Soon the middle was gone, as you might have guessed.

But he didn’t notice. He couldn’t care less.

The others were right. He was destined to fail.

He was no longer sad, for his heart had grown stale.

So he sat, apathetic, as still as a stone.

Waiting for nothing. But he wasn’t alone.

 

“Excuse me,” a gentle voice spoke from behind,

“But am I getting close to the front of the line?

It seems like it’s moving at quite a slow pace.”

But Breadmond was still staring off into space.

 

“Hello?” she called out, making sure he could hear.

“Are you listening, sir? Am I coming in clear?”

He awoke from his trance. “Who might you be?” he said.

“My name,” she replied, “is Martina McBread.”

 

“Breadmond is mine.” he said, courteously.

“I’m sorry. Did you have a question for me?”

“I asked if the front was much farther ahead.”

“You’re already here, Miss Martina McBread.”

 

“Does that mean we’re a match? I don’t know about you,

But I’ve noticed that often the Hands will take two.”

“This may be the case,” Breadmond sighed, “but you’ll see,

that no one will ever be paired up with me.”

“I have to admit, I’m a little perplexed.

In theory, we both should be chosen. We’re next.”

 

“You don’t understand it!” He started to shout.

“I’ll be stuck here forever!
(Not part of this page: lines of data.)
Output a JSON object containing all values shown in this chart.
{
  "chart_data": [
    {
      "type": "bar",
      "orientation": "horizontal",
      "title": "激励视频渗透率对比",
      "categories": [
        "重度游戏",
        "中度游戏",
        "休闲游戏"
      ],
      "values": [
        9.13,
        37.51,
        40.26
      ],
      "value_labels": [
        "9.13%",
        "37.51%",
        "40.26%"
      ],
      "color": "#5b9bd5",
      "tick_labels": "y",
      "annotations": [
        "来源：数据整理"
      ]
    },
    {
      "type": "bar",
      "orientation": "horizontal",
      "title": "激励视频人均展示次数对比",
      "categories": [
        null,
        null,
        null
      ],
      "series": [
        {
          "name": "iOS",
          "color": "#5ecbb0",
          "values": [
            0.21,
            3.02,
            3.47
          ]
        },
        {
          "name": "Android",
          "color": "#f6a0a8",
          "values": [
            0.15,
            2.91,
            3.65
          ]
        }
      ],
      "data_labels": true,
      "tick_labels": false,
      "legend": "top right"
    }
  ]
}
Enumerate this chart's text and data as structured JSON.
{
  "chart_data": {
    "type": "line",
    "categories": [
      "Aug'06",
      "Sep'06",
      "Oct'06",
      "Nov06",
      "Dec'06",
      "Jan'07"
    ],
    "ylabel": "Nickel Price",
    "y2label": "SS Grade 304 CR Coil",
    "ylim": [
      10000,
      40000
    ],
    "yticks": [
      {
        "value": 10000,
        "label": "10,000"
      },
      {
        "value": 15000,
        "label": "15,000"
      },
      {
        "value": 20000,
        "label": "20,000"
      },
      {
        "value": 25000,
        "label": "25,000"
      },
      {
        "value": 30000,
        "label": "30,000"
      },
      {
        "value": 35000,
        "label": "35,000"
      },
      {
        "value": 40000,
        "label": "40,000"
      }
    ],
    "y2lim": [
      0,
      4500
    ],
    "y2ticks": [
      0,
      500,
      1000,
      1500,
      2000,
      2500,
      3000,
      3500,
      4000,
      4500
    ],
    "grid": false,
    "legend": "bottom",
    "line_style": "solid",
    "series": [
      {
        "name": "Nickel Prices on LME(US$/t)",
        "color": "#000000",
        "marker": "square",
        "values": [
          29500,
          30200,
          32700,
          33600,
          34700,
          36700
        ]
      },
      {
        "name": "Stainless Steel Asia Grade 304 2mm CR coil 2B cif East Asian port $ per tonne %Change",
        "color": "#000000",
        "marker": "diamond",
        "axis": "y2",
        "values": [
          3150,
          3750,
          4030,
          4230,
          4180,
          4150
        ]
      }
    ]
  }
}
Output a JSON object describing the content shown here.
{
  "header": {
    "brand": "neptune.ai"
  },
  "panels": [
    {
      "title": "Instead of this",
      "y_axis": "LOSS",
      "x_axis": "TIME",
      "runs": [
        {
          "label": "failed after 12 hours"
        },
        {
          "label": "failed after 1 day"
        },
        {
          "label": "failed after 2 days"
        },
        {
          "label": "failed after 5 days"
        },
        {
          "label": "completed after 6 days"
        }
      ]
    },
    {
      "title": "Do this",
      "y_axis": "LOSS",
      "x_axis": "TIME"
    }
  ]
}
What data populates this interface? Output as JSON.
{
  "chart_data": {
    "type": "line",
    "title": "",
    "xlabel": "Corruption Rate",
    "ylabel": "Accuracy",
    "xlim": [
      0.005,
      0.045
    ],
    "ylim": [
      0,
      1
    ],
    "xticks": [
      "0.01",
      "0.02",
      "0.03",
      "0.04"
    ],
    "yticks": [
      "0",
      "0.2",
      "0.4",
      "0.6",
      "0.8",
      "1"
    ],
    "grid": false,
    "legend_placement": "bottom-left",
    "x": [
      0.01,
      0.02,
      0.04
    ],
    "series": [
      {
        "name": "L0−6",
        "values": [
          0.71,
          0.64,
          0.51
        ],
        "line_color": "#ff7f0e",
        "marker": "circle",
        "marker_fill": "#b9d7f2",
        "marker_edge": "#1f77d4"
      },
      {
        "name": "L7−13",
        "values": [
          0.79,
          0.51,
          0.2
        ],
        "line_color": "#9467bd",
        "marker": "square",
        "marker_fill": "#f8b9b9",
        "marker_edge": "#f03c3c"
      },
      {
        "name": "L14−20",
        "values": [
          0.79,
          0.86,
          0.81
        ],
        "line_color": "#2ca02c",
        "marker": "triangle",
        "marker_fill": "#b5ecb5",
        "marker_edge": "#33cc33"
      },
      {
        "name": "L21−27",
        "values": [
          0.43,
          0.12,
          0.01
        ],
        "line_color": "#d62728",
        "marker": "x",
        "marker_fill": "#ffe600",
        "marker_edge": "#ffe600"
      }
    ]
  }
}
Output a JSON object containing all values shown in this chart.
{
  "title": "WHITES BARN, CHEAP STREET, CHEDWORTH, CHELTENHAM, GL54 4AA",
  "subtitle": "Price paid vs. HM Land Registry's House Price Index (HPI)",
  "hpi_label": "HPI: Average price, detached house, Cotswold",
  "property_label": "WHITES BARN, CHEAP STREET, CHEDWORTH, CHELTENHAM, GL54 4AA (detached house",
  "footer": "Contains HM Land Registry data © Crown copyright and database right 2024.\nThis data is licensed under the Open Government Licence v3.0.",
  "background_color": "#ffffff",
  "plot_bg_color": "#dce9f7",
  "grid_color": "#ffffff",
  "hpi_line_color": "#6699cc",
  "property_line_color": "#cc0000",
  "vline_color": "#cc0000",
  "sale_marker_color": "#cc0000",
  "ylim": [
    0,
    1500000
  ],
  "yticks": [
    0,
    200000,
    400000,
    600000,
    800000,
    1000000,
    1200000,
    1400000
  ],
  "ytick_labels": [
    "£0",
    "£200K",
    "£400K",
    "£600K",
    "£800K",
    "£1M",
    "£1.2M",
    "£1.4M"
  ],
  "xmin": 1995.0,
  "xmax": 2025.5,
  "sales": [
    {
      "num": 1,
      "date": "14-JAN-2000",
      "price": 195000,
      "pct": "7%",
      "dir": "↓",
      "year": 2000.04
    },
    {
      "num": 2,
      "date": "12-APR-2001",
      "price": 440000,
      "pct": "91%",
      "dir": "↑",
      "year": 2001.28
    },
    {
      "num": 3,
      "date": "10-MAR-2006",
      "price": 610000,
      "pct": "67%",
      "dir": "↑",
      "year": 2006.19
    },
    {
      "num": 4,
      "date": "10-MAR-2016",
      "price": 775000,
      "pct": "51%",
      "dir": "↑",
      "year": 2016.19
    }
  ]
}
I’ll never get out!

From the very beginning, while I remained here,

I watched piece after piece after piece disappear!

I never got picked, even though I was first,

Because everyone thinks I’m the absolute worst,

And this is a fact that I cannot deny!”

Then he fell to the floor and he started to cry.

 

“But Breadmond, you have every reason to boast.

Why, I think that you could be the toast with most.

And I must keep believing that you will go too.

Cause if you don’t get picked, I won’t know what to do.

I’d be lost, for you see, I’m an end-piece like you.”

 

Within a few moments, his tears had all dried,

and Breadmond began to feel toasty inside.

He no longer thought about snack times or meals.

For it seemed he had fallen, head over heels.

 

“We’ve only just met, but you make me complete,

And between you and me we could make ends meet.

And so I must ask, Miss Martina McBread,

How would you like to be happily wed?

I know that it’s probably not what you planned,

but I’d give you my heart if you gave me your… hand…”

 

Before he had finished, one final Hand came,

And it flew to the two like a moth to a flame.

It seems that at last it was time to be claimed.

There was nobody else. They were all that remained.

The tension was building. They hardly could stand it.

But then the Hand left, and it left empty-handed.

 

The two of them couldn’t know what was in store,

Because then something happened that hadn’t before.

It lifted the bag, and then in a flash,

it let go and dropped it, straight into the trash.

 

They’d never be chosen. They’d given up hope.

The best they could do was to learn how to cope.

The two of them knew they would be there forever,

So they both settled down, and they grew mold together.